Son yılların en ciddi insani krizlerinden birine sahne olan Gazze, çatışma ve acı dolu anlarla yeniden dünya gündemine geldi. Bu zor zamanlarda, sadece etkileyici görüntüler çekmekle kalmayıp, yaptığı haberlerle insanlık halini, acısını, savaşın dehşetini dünyaya duyuran foto muhabir Fatma, ölümüne rağmen ardında bir tanıklık bıraktı. "Öleceksem gürültülü bir ölüm olsun" diyerek savaşın soğuk yüzünü cesurca sergileyen Fatma, yaşamı boyunca savaşın döngüsünü belgeleyen bir isim olarak hafızalara kazındı.
Fatma, genç yaşına rağmen savaşın iki yüzü arasında bir köprü kuran ve gerçeği dünyaya aktaran bir gazeteciydi.
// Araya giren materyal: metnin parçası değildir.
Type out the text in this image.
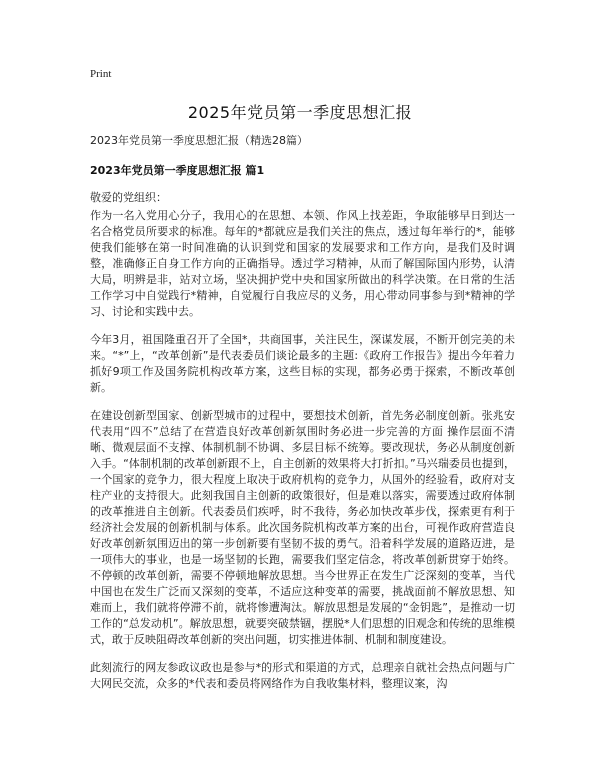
Print
2025年党员第一季度思想汇报
2023年党员第一季度思想汇报（精选28篇）
2023年党员第一季度思想汇报 篇1
敬爱的党组织：

作为一名入党用心分子，我用心的在思想、本领、作风上找差距，争取能够早日到达一名合格党员所要求的标准。每年的*都就应是我们关注的焦点，透过每年举行的*，能够使我们能够在第一时间准确的认识到党和国家的发展要求和工作方向，是我们及时调整，准确修正自身工作方向的正确指导。透过学习精神，从而了解国际国内形势，认清大局，明辨是非，站对立场，坚决拥护党中央和国家所做出的科学决策。在日常的生活工作学习中自觉践行*精神，自觉履行自我应尽的义务，用心带动同事参与到*精神的学习、讨论和实践中去。

今年3月，祖国隆重召开了全国*，共商国事，关注民生，深谋发展，不断开创完美的未来。“*”上，“改革创新”是代表委员们谈论最多的主题:《政府工作报告》提出今年着力抓好9项工作及国务院机构改革方案，这些目标的实现，都务必勇于探索，不断改革创新。

在建设创新型国家、创新型城市的过程中，要想技术创新，首先务必制度创新。张兆安代表用“四不”总结了在营造良好改革创新氛围时务必进一步完善的方面 操作层面不清晰、微观层面不支撑、体制机制不协调、多层目标不统筹。要改现状，务必从制度创新入手。“体制机制的改革创新跟不上，自主创新的效果将大打折扣。”马兴瑞委员也提到，一个国家的竞争力，很大程度上取决于政府机构的竞争力，从国外的经验看，政府对支柱产业的支持很大。此刻我国自主创新的政策很好，但是难以落实，需要透过政府体制的改革推进自主创新。代表委员们疾呼，时不我待，务必加快改革步伐，探索更有利于经济社会发展的创新机制与体系。此次国务院机构改革方案的出台，可视作政府营造良好改革创新氛围迈出的第一步创新要有坚韧不拔的勇气。沿着科学发展的道路迈进，是一项伟大的事业，也是一场坚韧的长跑，需要我们坚定信念，将改革创新贯穿于始终。不停顿的改革创新，需要不停顿地解放思想。当今世界正在发生广泛深刻的变革，当代中国也在发生广泛而又深刻的变革，不适应这种变革的需要，挑战面前不解放思想、知难而上，我们就将停滞不前，就将惨遭淘汰。解放思想是发展的“金钥匙”，是推动一切工作的“总发动机”。解放思想，就要突破禁锢，摆脱*人们思想的旧观念和传统的思维模式，敢于反映阻碍改革创新的突出问题，切实推进体制、机制和制度建设。

此刻流行的网友参政议政也是参与*的形式和渠道的方式，总理亲自就社会热点问题与广大网民交流，众多的*代表和委员将网络作为自我收集材料，整理议案，沟
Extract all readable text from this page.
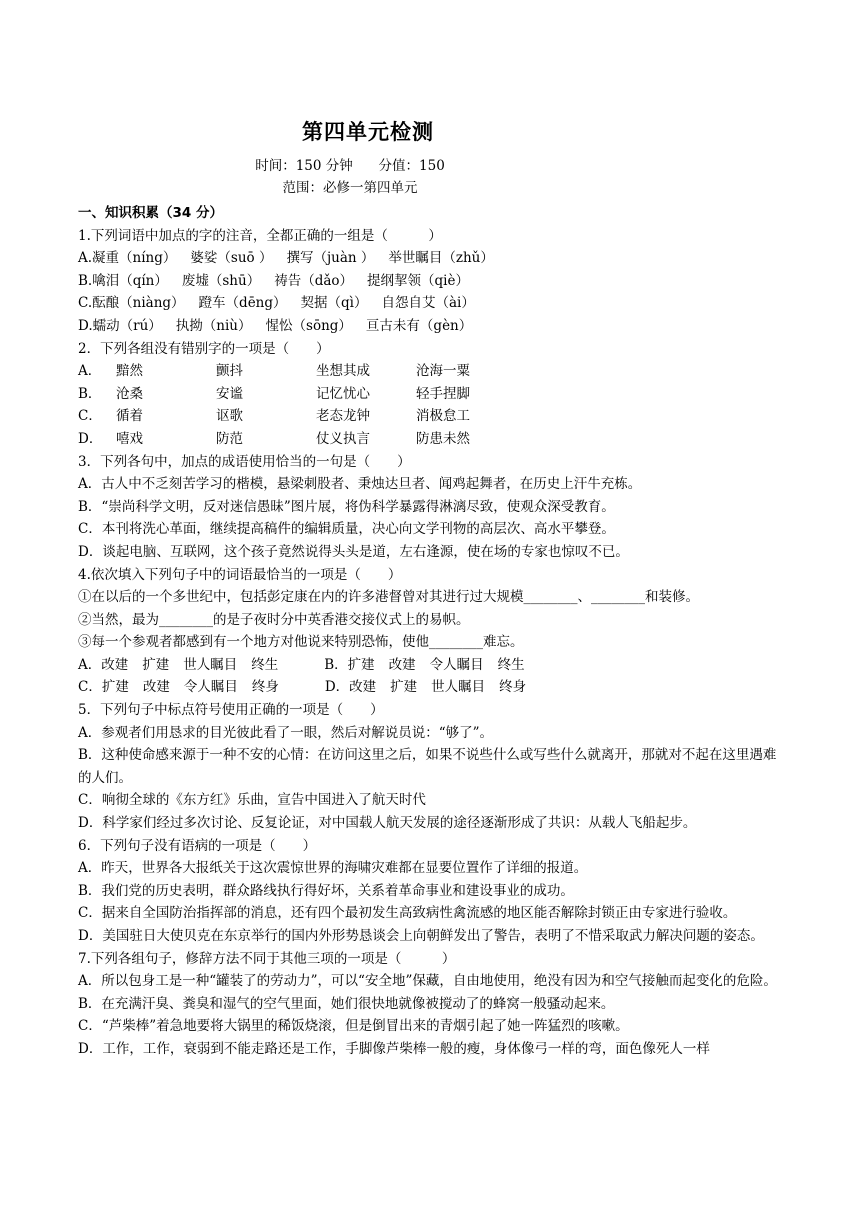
第四单元检测
时间：150 分钟 分值：150
范围：必修一第四单元
一、知识积累（34 分）
1.下列词语中加点的字的注音，全都正确的一组是（　　　）
A.凝重（níng） 婆娑（suō ） 撰写（juàn ） 举世瞩目（zhǔ）
B.噙泪（qín） 废墟（shū） 祷告（dǎo） 提纲挈领（qiè）
C.酝酿（niàng） 蹬车（dēng） 契据（qì） 自怨自艾（ài）
D.蠕动（rú） 执拗（niù） 惺忪（sōng） 亘古未有（gèn）
2．下列各组没有错别字的一项是（　　）
A． 黯然	颤抖	坐想其成	沧海一粟
B． 沧桑	安谧	记忆忧心	轻手捏脚
C． 循着	讴歌	老态龙钟	消极怠工
D． 嘻戏	防范	仗义执言	防患未然
3．下列各句中，加点的成语使用恰当的一句是（　　）
A．古人中不乏刻苦学习的楷模，悬梁刺股者、秉烛达旦者、闻鸡起舞者，在历史上汗牛充栋。
B．“崇尚科学文明，反对迷信愚昧”图片展，将伪科学暴露得淋漓尽致，使观众深受教育。
C．本刊将洗心革面，继续提高稿件的编辑质量，决心向文学刊物的高层次、高水平攀登。
D．谈起电脑、互联网，这个孩子竟然说得头头是道，左右逢源，使在场的专家也惊叹不已。
4.依次填入下列句子中的词语最恰当的一项是（　　）
①在以后的一个多世纪中，包括彭定康在内的许多港督曾对其进行过大规模________、________和装修。
②当然，最为________的是子夜时分中英香港交接仪式上的易帜。
③每一个参观者都感到有一个地方对他说来特别恐怖，使他________难忘。
A．改建 扩建 世人瞩目 终生	B．扩建 改建 令人瞩目 终生
C．扩建 改建 令人瞩目 终身	D．改建 扩建 世人瞩目 终身
5．下列句子中标点符号使用正确的一项是（　　）
A．参观者们用恳求的目光彼此看了一眼，然后对解说员说：“够了”。
B．这种使命感来源于一种不安的心情：在访问这里之后，如果不说些什么或写些什么就离开，那就对不起在这里遇难的人们。
C．响彻全球的《东方红》乐曲，宣告中国进入了航天时代
D．科学家们经过多次讨论、反复论证，对中国载人航天发展的途径逐渐形成了共识：从载人飞船起步。
6．下列句子没有语病的一项是（　　）
A．昨天，世界各大报纸关于这次震惊世界的海啸灾难都在显要位置作了详细的报道。
B．我们党的历史表明，群众路线执行得好坏，关系着革命事业和建设事业的成功。
C．据来自全国防治指挥部的消息，还有四个最初发生高致病性禽流感的地区能否解除封锁正由专家进行验收。
D．美国驻日大使贝克在东京举行的国内外形势恳谈会上向朝鲜发出了警告，表明了不惜采取武力解决问题的姿态。
7.下列各组句子，修辞方法不同于其他三项的一项是（　　　）
A．所以包身工是一种“罐装了的劳动力”，可以“安全地”保藏，自由地使用，绝没有因为和空气接触而起变化的危险。
B．在充满汗臭、粪臭和湿气的空气里面，她们很快地就像被搅动了的蜂窝一般骚动起来。
C．“芦柴棒”着急地要将大锅里的稀饭烧滚，但是倒冒出来的青烟引起了她一阵猛烈的咳嗽。
D．工作，工作，衰弱到不能走路还是工作，手脚像芦柴棒一般的瘦，身体像弓一样的弯，面色像死人一样
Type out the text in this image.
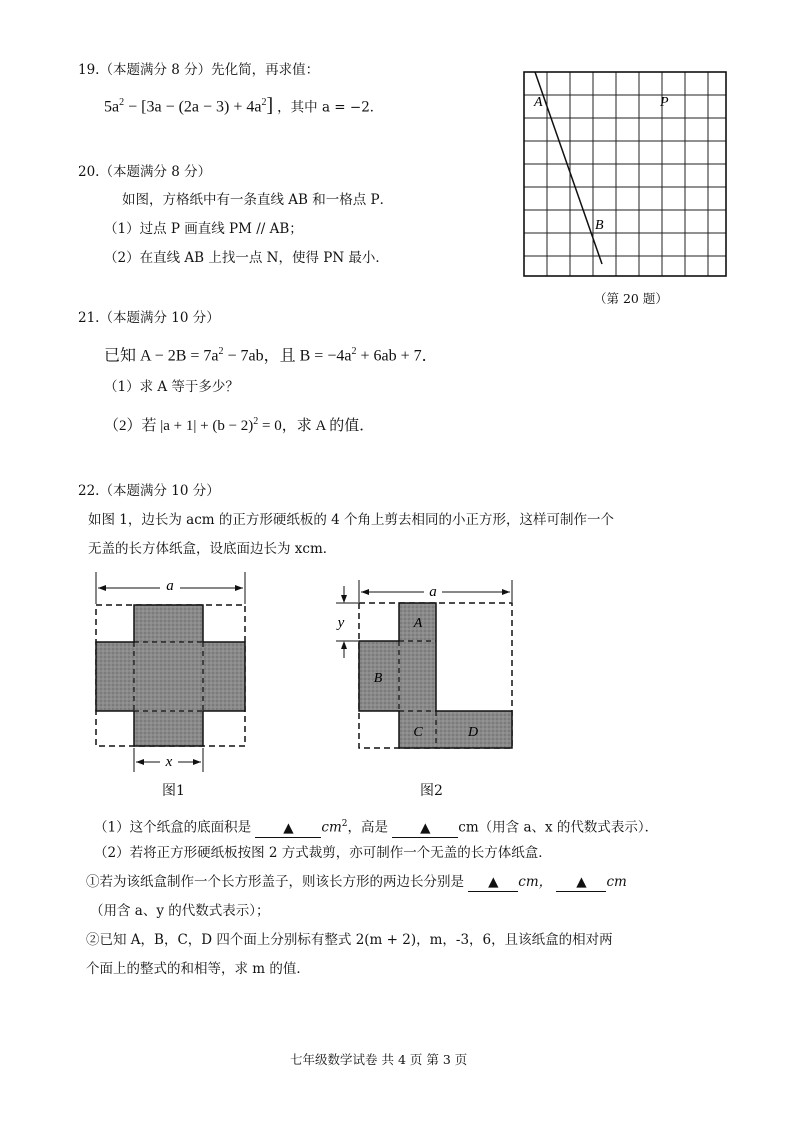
19.（本题满分 8 分）先化简，再求值：
$5a^2 - [3a - (2a - 3) + 4a^2]$ ，其中 a = −2．
20.（本题满分 8 分）
如图，方格纸中有一条直线 AB 和一格点 P．
（1）过点 P 画直线 PM // AB；
（2）在直线 AB 上找一点 N，使得 PN 最小．
A
B
P
（第 20 题）
21.（本题满分 10 分）
已知 $A - 2B = 7a^2 - 7ab$，且 $B = -4a^2 + 6ab + 7$．
（1）求 A 等于多少？
（2）若 $|a + 1| + (b - 2)^2 = 0$，求 A 的值．
22.（本题满分 10 分）
如图 1，边长为 acm 的正方形硬纸板的 4 个角上剪去相同的小正方形，这样可制作一个
无盖的长方体纸盒，设底面边长为 xcm．
a
x
图1
a
y	A
B
C	D
图2
（1）这个纸盒的底面积是 ▲ $cm^2$，高是 ▲ cm（用含 a、x 的代数式表示）．
（2）若将正方形硬纸板按图 2 方式裁剪，亦可制作一个无盖的长方体纸盒．
①若为该纸盒制作一个长方形盖子，则该长方形的两边长分别是 ▲ cm， ▲ cm
（用含 a、y 的代数式表示）；
②已知 A，B，C，D 四个面上分别标有整式 2(m + 2)，m，-3，6，且该纸盒的相对两
个面上的整式的和相等，求 m 的值．
七年级数学试卷 共 4 页 第 3 页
Gazze'de doğup büyüyen Fatma, hayatının her döneminde çatışmaların ve insani trajedilerin gölgesinde kaldı. Ailesinin yaşamış olduğu zorluklar, onu bu mesleği seçmeye yönlendiren en büyük etkenlerden biri oldu. Eğitimine büyük bir azimle devam eden Fatma, üniversitede fotoğrafçılık ve gazetecilik eğitimi aldı. Bu süreçte edindiği bilgi ve deneyimlerle, bir foto muhabiri olarak insanlık onurunu korumak adına yola koyuldu. Gazze’deki çatışma alanlarında çektiği etkileyici fotoğraflarla, her bir karede the göz ardı edilemeyecek acıları, kayıpları ve direniş hikayelerini belgeledi.
Fatma, sadece bir görüntü yakalamaktan öte geçerek, insan hikayelerine odaklandı. Çatışmanın gerçek yüzünü anlattığı belgeler, yerel halkın ve savaşın kurbanlarının sesini duyurmayı sağladı. O, her fotoğrafında bir destanı, bir hikayeyi, bir umut ışığını saklıyordu. Gazze’nin sıkışık sokaklarında qanlı çatışmalar, bombaların patlaması, insanların haykırışları arasında kaybolan notlar bıraktı; onları hiçbir zaman unutturmamak amacıyla bir araya topladı. “Öleceksem gürültülü bir ölüm olsun” derken, hem bir dava arkadaşına hem de insanlığa seslenmişti. Bu sözlerinde cesaret ve umut arayan bir topluluğun özlemi yatıyordu. Gazze’deki insanları korumak için savaşanlar arasında yer alan Fatma, kendi hayatını riske atarak, basın özgürlüğü için mücadele etti ve bu savaşta meşru bir özne oldu.
Fatma’nın hikayesi, yalnızca bir gazetecinin yaşamı değil, aynı zamanda savaşın acımasız yüzüyle yüzleşen milyonlarca insanın yaşadığı gerçeklerin bir yansımasıdır. Gazze, gün geçtikçe daha da zor bir yaşam mücadelesine sahne olurken, onun intiharı, medyanın ve insani eylemlerin önemini bir kez daha gündeme getirdi. Fatma, yitip gidenlerin sesini duyurmanın ne denli önemli olduğuna dikkat çekti. Onun anlatısı, bizleri savaştan uzak tutmak için ne gibi adımlar atmamız gerektiği konusunda düşündürmekte. Savaşların gerisinde bıraktığı travmalar, hayaletler ve izler, anılardan silinmeden hatırlanmalıdır. Fatma’nın gün ışığına çıkardığı gerçekler, değişmesi gereken bir dünya için çığlık atmayı ve eyleme geçmeyi talep ediyor.
Sonuç olarak, Fatma’nın hikaysı sadece bir acı kaybın ötesinde, aynı zamanda savaş muhalefetinin ve insanlık duruşunun simgesi olmuştur. "Öleceksem gürültülü bir ölüm olsun" ifadesi, cesaretin, mücadele ruhunun ve belleklerin yaşatılması gerektiğinin tanığıdır. Gazze'nin sokakları artık bir başka gözle, Fatma'nın mirasıyla dolup taşıyor. Her bir fotoğraf karesi, onun ruhunu yaşatacak ve gelecekteki kuşaklara aktaracaktır. Gazze, Fatma’nın ardında bıraktığı tanıklıkla, savaşın gerçek yüzünü unutma şansını bir daha sunmayacaktır.